Vous en profitez aussi pour parler de l’image encore très négative que la BD a pour certaines personnes. C’est quelque chose qui vous énerve ?
F.G. Ça ne m’énerve pas, ça me fait même plutôt rire. Ce sont là encore des clins d’œil, des clichés qui m’amusent. J’aime les mettre en abyme, parler de la BD dans une BD qui parle de BD. Je trouve que ça participe au sujet. Ces détracteurs de la BD ne se rendent pas compte de la bêtise de leur point de vue, et ça me fait rire. Après je ris aussi de moi qui suis tenté quelquefois d’abonder dans ces clichés (et je ne dois pas être le seul auteur à le faire). J’ai par exemple mis du temps à m’assumer comme auteur de BD.
L’un des personnages de votre album se demande pourquoi le comic a traversé les frontières. Avez-vous une explication ?
F.G. Non, pas vraiment et je trouve ça assez magique.
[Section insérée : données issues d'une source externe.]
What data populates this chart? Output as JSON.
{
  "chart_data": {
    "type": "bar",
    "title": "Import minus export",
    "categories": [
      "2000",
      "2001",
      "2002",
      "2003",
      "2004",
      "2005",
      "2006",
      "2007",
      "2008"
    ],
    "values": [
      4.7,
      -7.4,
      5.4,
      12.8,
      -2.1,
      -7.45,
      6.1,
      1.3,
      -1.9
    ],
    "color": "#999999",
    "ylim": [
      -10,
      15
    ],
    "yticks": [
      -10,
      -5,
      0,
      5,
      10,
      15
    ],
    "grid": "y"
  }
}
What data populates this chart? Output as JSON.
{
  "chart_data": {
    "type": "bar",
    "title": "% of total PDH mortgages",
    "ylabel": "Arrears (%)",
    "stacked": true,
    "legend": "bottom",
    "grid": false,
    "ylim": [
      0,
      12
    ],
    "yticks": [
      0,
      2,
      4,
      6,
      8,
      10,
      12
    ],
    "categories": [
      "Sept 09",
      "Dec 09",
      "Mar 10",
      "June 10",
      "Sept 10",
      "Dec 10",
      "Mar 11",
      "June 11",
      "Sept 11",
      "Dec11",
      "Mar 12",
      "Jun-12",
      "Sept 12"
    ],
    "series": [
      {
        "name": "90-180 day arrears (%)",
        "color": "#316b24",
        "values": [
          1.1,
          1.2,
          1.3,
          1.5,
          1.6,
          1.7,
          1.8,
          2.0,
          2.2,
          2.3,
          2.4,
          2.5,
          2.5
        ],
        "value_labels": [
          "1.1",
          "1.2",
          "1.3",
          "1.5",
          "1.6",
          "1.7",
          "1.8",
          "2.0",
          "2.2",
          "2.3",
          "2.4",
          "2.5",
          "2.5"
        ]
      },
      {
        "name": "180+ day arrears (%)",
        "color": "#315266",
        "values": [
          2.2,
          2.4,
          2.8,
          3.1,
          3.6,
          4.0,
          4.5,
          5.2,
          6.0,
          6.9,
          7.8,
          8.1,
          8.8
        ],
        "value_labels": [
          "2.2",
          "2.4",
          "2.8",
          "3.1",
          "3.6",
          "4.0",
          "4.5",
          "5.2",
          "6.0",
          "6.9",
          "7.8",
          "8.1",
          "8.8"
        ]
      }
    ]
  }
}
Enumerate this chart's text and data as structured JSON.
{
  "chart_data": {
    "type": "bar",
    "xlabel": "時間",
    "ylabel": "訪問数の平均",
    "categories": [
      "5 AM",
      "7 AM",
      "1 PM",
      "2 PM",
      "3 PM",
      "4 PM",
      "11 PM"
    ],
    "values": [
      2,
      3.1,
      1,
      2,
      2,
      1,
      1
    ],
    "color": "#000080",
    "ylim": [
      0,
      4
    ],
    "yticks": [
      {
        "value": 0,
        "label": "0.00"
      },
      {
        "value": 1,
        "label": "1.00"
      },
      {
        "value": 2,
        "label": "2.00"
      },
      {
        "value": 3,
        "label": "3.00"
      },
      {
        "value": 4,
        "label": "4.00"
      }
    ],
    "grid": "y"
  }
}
J’imagine que c’est pour toutes ces histoires mythologiques ; ce sont les Hercule et Ulysse du monde moderne ? Dans ma BD, je m’appuie évidemment sur l’exemple du « Fantôme du Bengale ». Il est présent dans un nombre incroyable de cultures, du Danemark à l’Inde, de l’Australie à Israël ; ce ne sont pas toujours des traductions mais des vraies productions « locales » (souvent de très mauvaises BD mais peu importe). Je trouve ça assez émouvant.
« Le masque du fantôme » paraît dans un petit format bon marché (8,90€ pour 190 pages) qui colle parfaitement au sujet…
F.G. J’ai envoyé cette histoire à Lewis Trondheim, pile au moment où il lançait ce nouveau format chez Shampooing. Il m’a proposé de travailler mon histoire pour cette taille, en deux tomes, et effectivement c’est parfait pour mon sujet. En tant que lecteur, j’adore ce format : pas cher, maniable, et beaucoup de lecture potentielle. Je trouve que c’est une excellente idée. En tant qu’auteur (et surtout pour un premier album solo), c’est un peu un casse-tête de remuer autant de pages et c’est surtout très long à dessiner. Mais c’est vraiment un très bel espace laissé à un auteur et je suis enchanté de l’avoir fait.
Propos recueillis par Emmanuel Lafrogne.
« Le masque du fantôme » par Fabien Grolleau. Delcourt. 8,90 euros.